Michael Crichton
The Great Train Robbery
To Barbara Rose
Satan is glad - when I am bad,
And hopes that I - with him shall lie
In fire and chains - and dreadful pains
–Victorian child's poem, 1856
"I wanted the money."
–Edward Pierce, 1856
INTRODUCTION
It is difficult, after the passage of more than a century, to understand the extent to which the train robbery of 1855 shocked the sensibilities of Victorian England. At first glance, the crime hardly seems noteworthy. The sum of money stolen-- ?12,000 in gold bullion-- was large, but not unprecedented; there had been a dozen more lucrative robberies in the same period. And the meticulous organization and plan of the crime, involving many people and extending over a year, was similarly not unusual. All major crimes at the mid-century called for a high degree of preparation and coordination.
Yet the Victorians always referred to this crime in capital letters, as The Great Train Robbery.

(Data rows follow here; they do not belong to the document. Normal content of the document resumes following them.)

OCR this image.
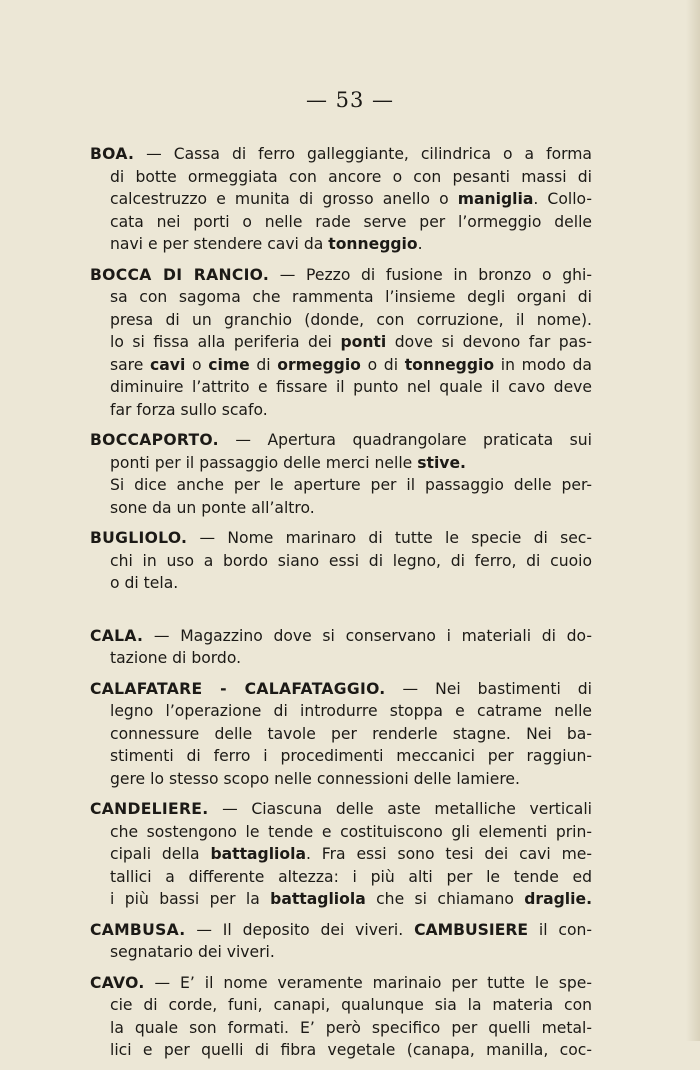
— 53 —
BOA. — Cassa di ferro galleggiante, cilindrica o a forma
di botte ormeggiata con ancore o con pesanti massi di
calcestruzzo e munita di grosso anello o maniglia. Collo-
cata nei porti o nelle rade serve per l’ormeggio delle
navi e per stendere cavi da tonneggio.
BOCCA DI RANCIO. — Pezzo di fusione in bronzo o ghi-
sa con sagoma che rammenta l’insieme degli organi di
presa di un granchio (donde, con corruzione, il nome).
lo si fissa alla periferia dei ponti dove si devono far pas-
sare cavi o cime di ormeggio o di tonneggio in modo da
diminuire l’attrito e fissare il punto nel quale il cavo deve
far forza sullo scafo.
BOCCAPORTO. — Apertura quadrangolare praticata sui
ponti per il passaggio delle merci nelle stive.
Si dice anche per le aperture per il passaggio delle per-
sone da un ponte all’altro.
BUGLIOLO. — Nome marinaro di tutte le specie di sec-
chi in uso a bordo siano essi di legno, di ferro, di cuoio
o di tela.
CALA. — Magazzino dove si conservano i materiali di do-
tazione di bordo.
CALAFATARE - CALAFATAGGIO. — Nei bastimenti di
legno l’operazione di introdurre stoppa e catrame nelle
connessure delle tavole per renderle stagne. Nei ba-
stimenti di ferro i procedimenti meccanici per raggiun-
gere lo stesso scopo nelle connessioni delle lamiere.
CANDELIERE. — Ciascuna delle aste metalliche verticali
che sostengono le tende e costituiscono gli elementi prin-
cipali della battagliola. Fra essi sono tesi dei cavi me-
tallici a differente altezza: i più alti per le tende ed
i più bassi per la battagliola che si chiamano draglie.
CAMBUSA. — Il deposito dei viveri. CAMBUSIERE il con-
segnatario dei viveri.
CAVO. — E’ il nome veramente marinaio per tutte le spe-
cie di corde, funi, canapi, qualunque sia la materia con
la quale son formati. E’ però specifico per quelli metal-
lici e per quelli di fibra vegetale (canapa, manilla, coc-
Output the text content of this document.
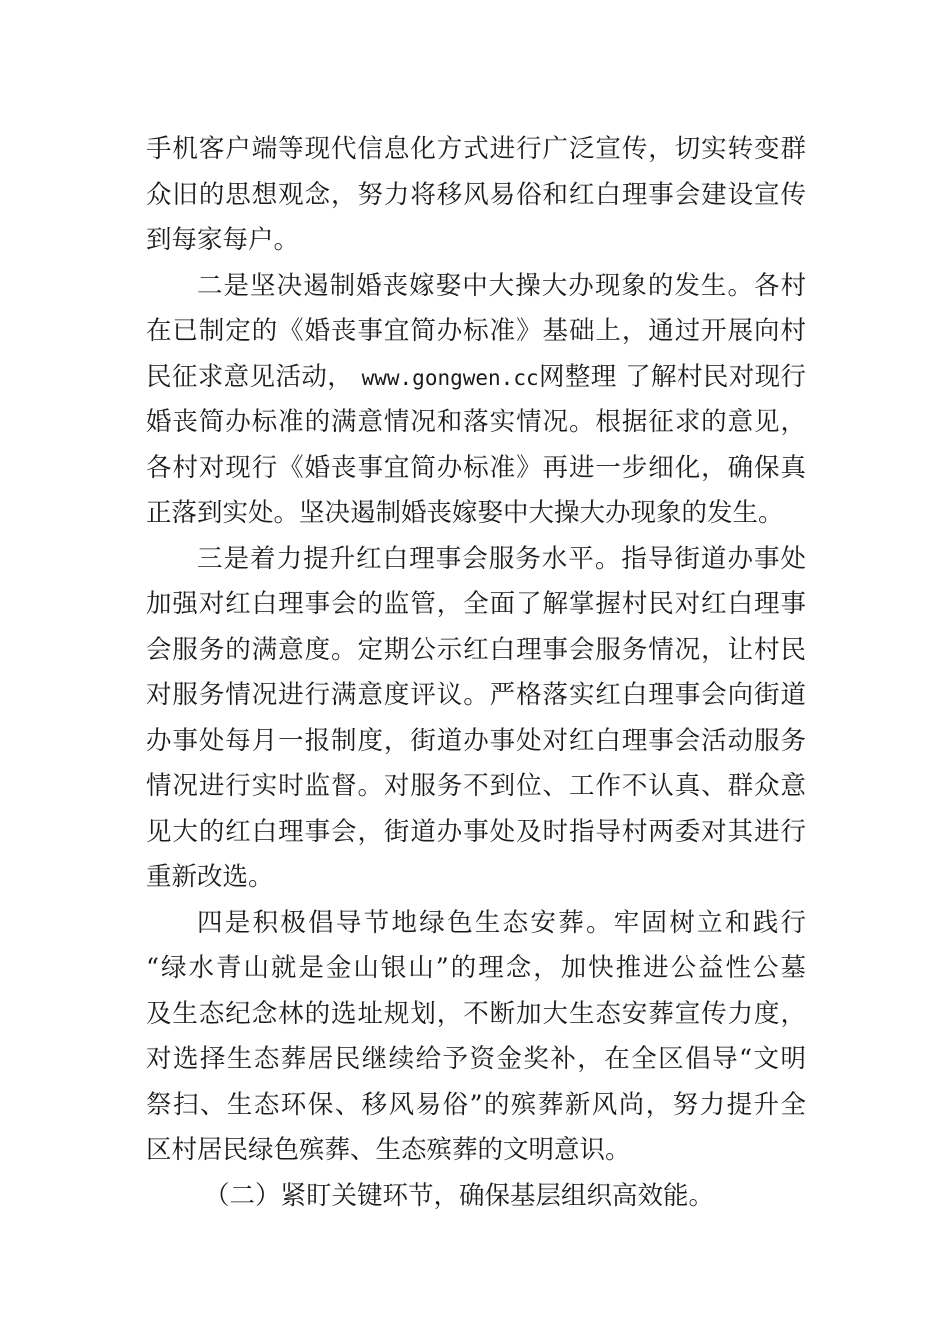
手机客户端等现代信息化方式进行广泛宣传，切实转变群
众旧的思想观念，努力将移风易俗和红白理事会建设宣传
到每家每户。
二是坚决遏制婚丧嫁娶中大操大办现象的发生。各村
在已制定的《婚丧事宜简办标准》基础上，通过开展向村
民征求意见活动， www.gongwen.cc网整理 了解村民对现行
婚丧简办标准的满意情况和落实情况。根据征求的意见，
各村对现行《婚丧事宜简办标准》再进一步细化，确保真
正落到实处。坚决遏制婚丧嫁娶中大操大办现象的发生。
三是着力提升红白理事会服务水平。指导街道办事处
加强对红白理事会的监管，全面了解掌握村民对红白理事
会服务的满意度。定期公示红白理事会服务情况，让村民
对服务情况进行满意度评议。严格落实红白理事会向街道
办事处每月一报制度，街道办事处对红白理事会活动服务
情况进行实时监督。对服务不到位、工作不认真、群众意
见大的红白理事会，街道办事处及时指导村两委对其进行
重新改选。
四是积极倡导节地绿色生态安葬。牢固树立和践行
“绿水青山就是金山银山”的理念，加快推进公益性公墓
及生态纪念林的选址规划，不断加大生态安葬宣传力度，
对选择生态葬居民继续给予资金奖补，在全区倡导“文明
祭扫、生态环保、移风易俗”的殡葬新风尚，努力提升全
区村居民绿色殡葬、生态殡葬的文明意识。
（二）紧盯关键环节，确保基层组织高效能。
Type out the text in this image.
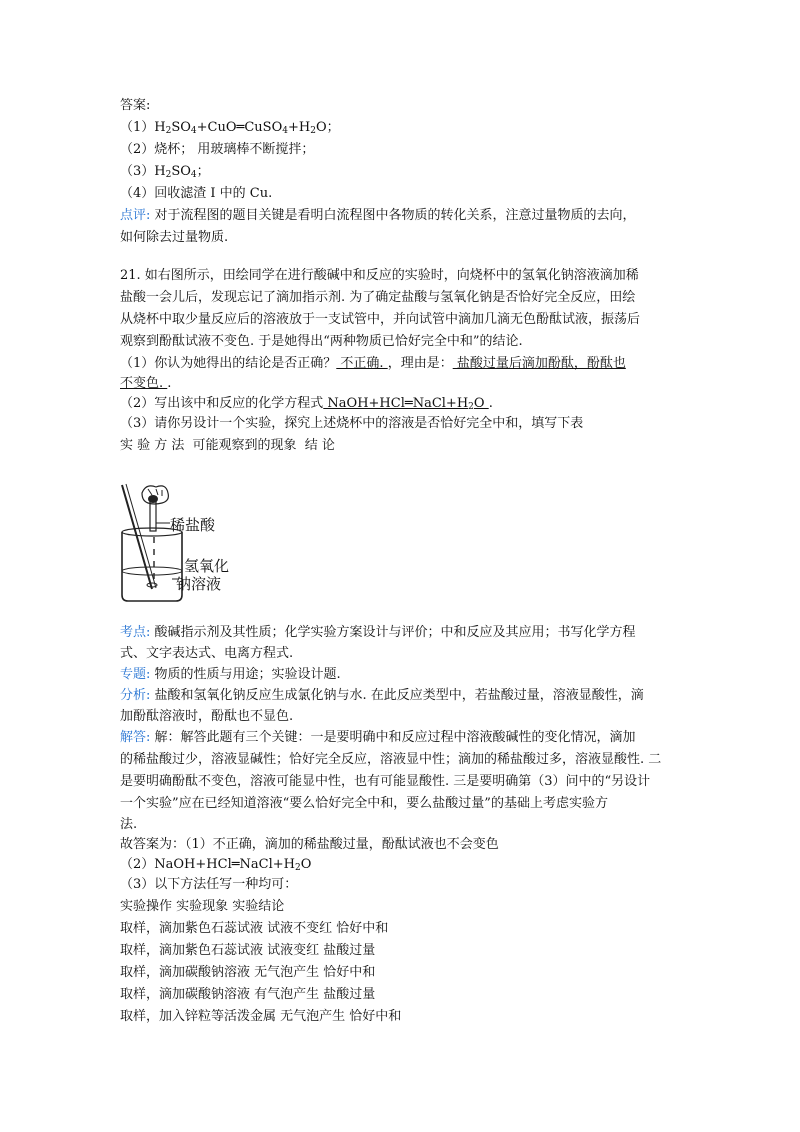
答案:
$(1)H_2SO_4+CuO═CuSO_4+H_2O$；
（2）烧杯； 用玻璃棒不断搅拌；
$(3)H_2SO_4$；
（4）回收滤渣 I 中的 Cu.
点评: 对于流程图的题目关键是看明白流程图中各物质的转化关系，注意过量物质的去向，
如何除去过量物质.
21. 如右图所示，田绘同学在进行酸碱中和反应的实验时，向烧杯中的氢氧化钠溶液滴加稀
盐酸一会儿后，发现忘记了滴加指示剂. 为了确定盐酸与氢氧化钠是否恰好完全反应，田绘
从烧杯中取少量反应后的溶液放于一支试管中，并向试管中滴加几滴无色酚酞试液，振荡后
观察到酚酞试液不变色. 于是她得出“两种物质已恰好完全中和”的结论.
（1）你认为她得出的结论是否正确？ 不正确. ，理由是： 盐酸过量后滴加酚酞，酚酞也
不变色. .
（2）写出该中和反应的化学方程式 $NaOH+HCl═NaCl+H_2O$ .
（3）请你另设计一个实验，探究上述烧杯中的溶液是否恰好完全中和，填写下表
实 验 方 法 可能观察到的现象 结 论
稀盐酸
氢氧化
钠溶液
考点: 酸碱指示剂及其性质；化学实验方案设计与评价；中和反应及其应用；书写化学方程
式、文字表达式、电离方程式.
专题: 物质的性质与用途；实验设计题.
分析: 盐酸和氢氧化钠反应生成氯化钠与水. 在此反应类型中，若盐酸过量，溶液显酸性，滴
加酚酞溶液时，酚酞也不显色.
解答: 解：解答此题有三个关键：一是要明确中和反应过程中溶液酸碱性的变化情况，滴加
的稀盐酸过少，溶液显碱性；恰好完全反应，溶液显中性；滴加的稀盐酸过多，溶液显酸性. 二
是要明确酚酞不变色，溶液可能显中性，也有可能显酸性. 三是要明确第（3）问中的“另设计
一个实验”应在已经知道溶液“要么恰好完全中和，要么盐酸过量”的基础上考虑实验方
法.
故答案为：（1）不正确，滴加的稀盐酸过量，酚酞试液也不会变色
$(2)NaOH+HCl═NaCl+H_2O$
（3）以下方法任写一种均可：
实验操作 实验现象 实验结论
取样，滴加紫色石蕊试液 试液不变红 恰好中和
取样，滴加紫色石蕊试液 试液变红 盐酸过量
取样，滴加碳酸钠溶液 无气泡产生 恰好中和
取样，滴加碳酸钠溶液 有气泡产生 盐酸过量
取样，加入锌粒等活泼金属 无气泡产生 恰好中和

Contemporary observers labeled it The Crime of the Century and The Most Sensational Exploit of the Modern Era. The adjectives applied to it were all strong: it was "unspeakable," "appalling," and "heinous." Even in an age given to moral overstatement, these terms suggest some profound impact upon everyday consciousness.
To understand why the Victorians were so shocked by the theft, one must understand something about the meaning of the railroads. Victorian England was the first urbanized, industrialized society on earth, and it evolved with stunning rapidity. At the time of Napoleon's defeat at Waterloo, Georgian England was a predominantly rural nation of thirteen million people. By the middle of the nineteenth century, the population had nearly doubled to twenty-four million, and half the people lived in urban centers. Victorian England was a nation of cities; the conversion from agrarian life seemed to have occurred almost overnight; indeed, the process was so swift that no one really understood it.